April 27 | 7 p.m. | Virtual
What: The virtual discussion series Unmasked ignites timely conversations about critical issues. The program reviews recent voting policies that continue to escalate across 47 states in 2021, pivotal content in what feels like the eye of the storm. With the passing of Georgia’s most recent restrictive voting laws, including changes such as ID requirements and limitations to absentee voting, Unmasked invites scholars and political leaders to review patterns in policy-based discrimination in order to predict how these changes will affect American voters locally and beyond.
April 30 | 5 p.m. | Victoria Yards
What: To conjure the names of the N.C. jazz greats — Nina Simone, John Coltrane, Max Roach and more — is to acknowledge magic. In 2013, Mayor Anthony Foxx declared April 30th Jazz Appreciation Day in Charlotte in recognition of the impact jazz has had on our community. To cap off Jazz Appreciation Day and International Jazz Day, JazzArts Charlotte and Charlotte Center City Partners host an outdoor live music celebration featuring artists from across the Charlotte region. The musicians will rock the outdoor stage at Victoria Yards.
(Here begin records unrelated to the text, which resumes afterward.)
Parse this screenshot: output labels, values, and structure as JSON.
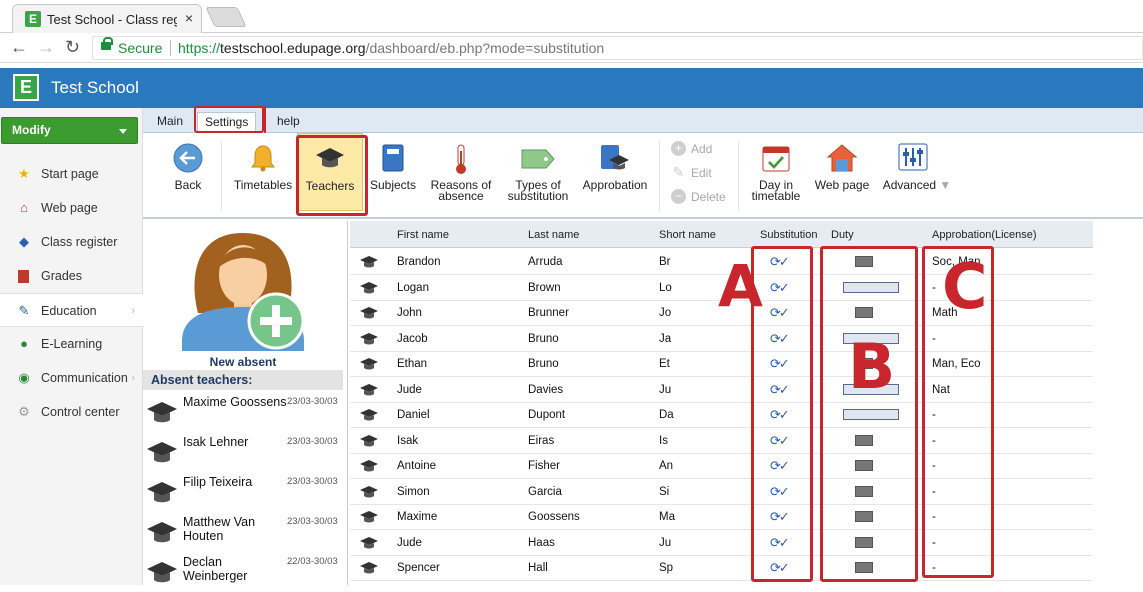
{
  "browser": {
    "tab_title": "Test School - Class regist",
    "tab_close": "×",
    "secure_label": "Secure",
    "url_scheme": "https://",
    "url_host": "testschool.edupage.org",
    "url_path": "/dashboard/eb.php?mode=substitution"
  },
  "app": {
    "logo_letter": "E",
    "title": "Test School",
    "brand_color": "#2a78bd",
    "accent_green": "#3b9b2f"
  },
  "sidebar": {
    "modify_label": "Modify",
    "items": [
      {
        "label": "Start page",
        "icon": "star-icon"
      },
      {
        "label": "Web page",
        "icon": "house-icon"
      },
      {
        "label": "Class register",
        "icon": "book-icon"
      },
      {
        "label": "Grades",
        "icon": "grades-icon"
      },
      {
        "label": "Education",
        "icon": "pencil-icon"
      },
      {
        "label": "E-Learning",
        "icon": "globe-icon"
      },
      {
        "label": "Communication",
        "icon": "globe-people-icon"
      },
      {
        "label": "Control center",
        "icon": "gear-icon"
      }
    ]
  },
  "ribbon": {
    "tabs": [
      "Main",
      "Settings",
      "help"
    ],
    "selected_tab": "Settings",
    "buttons": {
      "back": "Back",
      "timetables": "Timetables",
      "teachers": "Teachers",
      "subjects": "Subjects",
      "reasons_l1": "Reasons of",
      "reasons_l2": "absence",
      "types_l1": "Types of",
      "types_l2": "substitution",
      "approbation": "Approbation",
      "add": "Add",
      "edit": "Edit",
      "delete": "Delete",
      "day_l1": "Day in",
      "day_l2": "timetable",
      "web_page": "Web page",
      "advanced": "Advanced"
    }
  },
  "absent_panel": {
    "new_absent": "New absent",
    "header": "Absent teachers:",
    "teachers": [
      {
        "name": "Maxime Goossens",
        "dates": "23/03-30/03"
      },
      {
        "name": "Isak Lehner",
        "dates": "23/03-30/03"
      },
      {
        "name": "Filip Teixeira",
        "dates": "23/03-30/03"
      },
      {
        "name": "Matthew Van Houten",
        "dates": "23/03-30/03"
      },
      {
        "name": "Declan Weinberger",
        "dates": "22/03-30/03"
      }
    ]
  },
  "table": {
    "headers": {
      "first_name": "First name",
      "last_name": "Last name",
      "short_name": "Short name",
      "substitution": "Substitution",
      "duty": "Duty",
      "approbation": "Approbation(License)"
    },
    "rows": [
      {
        "first": "Brandon",
        "last": "Arruda",
        "short": "Br",
        "duty": "small",
        "approbation": "Soc, Man"
      },
      {
        "first": "Logan",
        "last": "Brown",
        "short": "Lo",
        "duty": "wide",
        "approbation": "-"
      },
      {
        "first": "John",
        "last": "Brunner",
        "short": "Jo",
        "duty": "small",
        "approbation": "Math"
      },
      {
        "first": "Jacob",
        "last": "Bruno",
        "short": "Ja",
        "duty": "wide",
        "approbation": "-"
      },
      {
        "first": "Ethan",
        "last": "Bruno",
        "short": "Et",
        "duty": "small",
        "approbation": "Man, Eco"
      },
      {
        "first": "Jude",
        "last": "Davies",
        "short": "Ju",
        "duty": "wide",
        "approbation": "Nat"
      },
      {
        "first": "Daniel",
        "last": "Dupont",
        "short": "Da",
        "duty": "wide",
        "approbation": "-"
      },
      {
        "first": "Isak",
        "last": "Eiras",
        "short": "Is",
        "duty": "small",
        "approbation": "-"
      },
      {
        "first": "Antoine",
        "last": "Fisher",
        "short": "An",
        "duty": "small",
        "approbation": "-"
      },
      {
        "first": "Simon",
        "last": "Garcia",
        "short": "Si",
        "duty": "small",
        "approbation": "-"
      },
      {
        "first": "Maxime",
        "last": "Goossens",
        "short": "Ma",
        "duty": "small",
        "approbation": "-"
      },
      {
        "first": "Jude",
        "last": "Haas",
        "short": "Ju",
        "duty": "small",
        "approbation": "-"
      },
      {
        "first": "Spencer",
        "last": "Hall",
        "short": "Sp",
        "duty": "small",
        "approbation": "-"
      }
    ]
  },
  "annotations": {
    "letters": [
      "A",
      "B",
      "C"
    ],
    "color": "#c8262c"
  }
}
April 30-May 3 | Time Vary | The Underground
What: This immersive art show connects a diverse range of styles popular throughout Charlotte’s artistic community. The work is showcased through installations including a walkthrough floral experience, a wooden sculpture garden, a “Taxidermy Wall” with 20-30 hand-painted animal heads, a giant abstract UV reactive throne, and lots of other cool installations. Many of the artists — including Cheeks, Dammit Wesley, Fiberess, Fred Smith and Georgie Nakima — have long-standing personal ties to the Charlotte arts scene, with many of them being alumni of Art Hole, the commission-free gallery that closed in 2017.
May 1 | 12 p.m. | Common Market Oakwold
What: It seems like only yesterday that Common Market opened up a third uncommon store on Monroe Road. (The second Common Market being at the South End location launched in 2008.) The festive celebration will be filled with house-made tamales, sweets from Move That Dough Baking Co., ice cream from Two Scoops Creamery, funnel cakes, face painting, henna tattoos, live art, live music from Crystal Fountains and the New Creatures, and more. Events will be held outside with masks and social distancing required.
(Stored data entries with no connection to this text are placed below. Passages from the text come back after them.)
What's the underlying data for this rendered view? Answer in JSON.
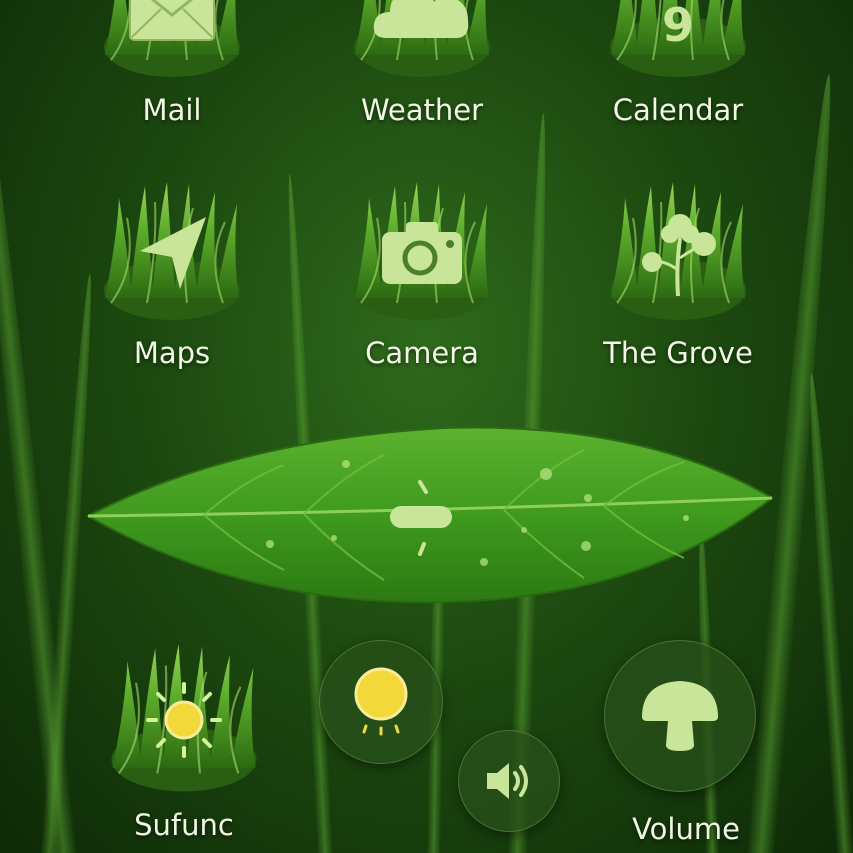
{
  "apps": {
    "row1": [
      {
        "label": "Mail",
        "icon": "envelope-icon"
      },
      {
        "label": "Weather",
        "icon": "cloud-icon"
      },
      {
        "label": "Calendar",
        "icon": "calendar-icon",
        "day": "9"
      }
    ],
    "row2": [
      {
        "label": "Maps",
        "icon": "arrow-pointer-icon"
      },
      {
        "label": "Camera",
        "icon": "camera-icon"
      },
      {
        "label": "The Grove",
        "icon": "herb-icon"
      }
    ],
    "row3": [
      {
        "label": "Sufunc",
        "icon": "sun-icon"
      },
      {
        "label": "Volume",
        "icon": "mushroom-icon"
      }
    ]
  },
  "controls": {
    "brightness_icon": "sun-dial-icon",
    "volume_icon": "speaker-icon"
  },
  "colors": {
    "accent_green": "#c8e59a",
    "label_text": "#f1f7e4",
    "sun_yellow": "#f3d83a",
    "leaf_green": "#3f9a1e"
  }
}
May 2 | 7:30 p.m | Virtual
What: Titanique’s story reveals what really happened to Jack and Rose on that fateful night, as told by Céline Dion. In a plot twist far more entertaining than Titanic director James Cameron’s three-and-a-half hour icy slog through the north Atlantic, Dion hijacks a Titanic Museum tour and recharts the course toward Titanic’s beloved moments. The evening features a powerhouse cast performing Céline’s iconic hits, including “My Heart Will Go On,” “It’s All Coming Back To Me Now,” and “All By Myself.” It’s way better than seeing Billy Zane’s career sink without a trace.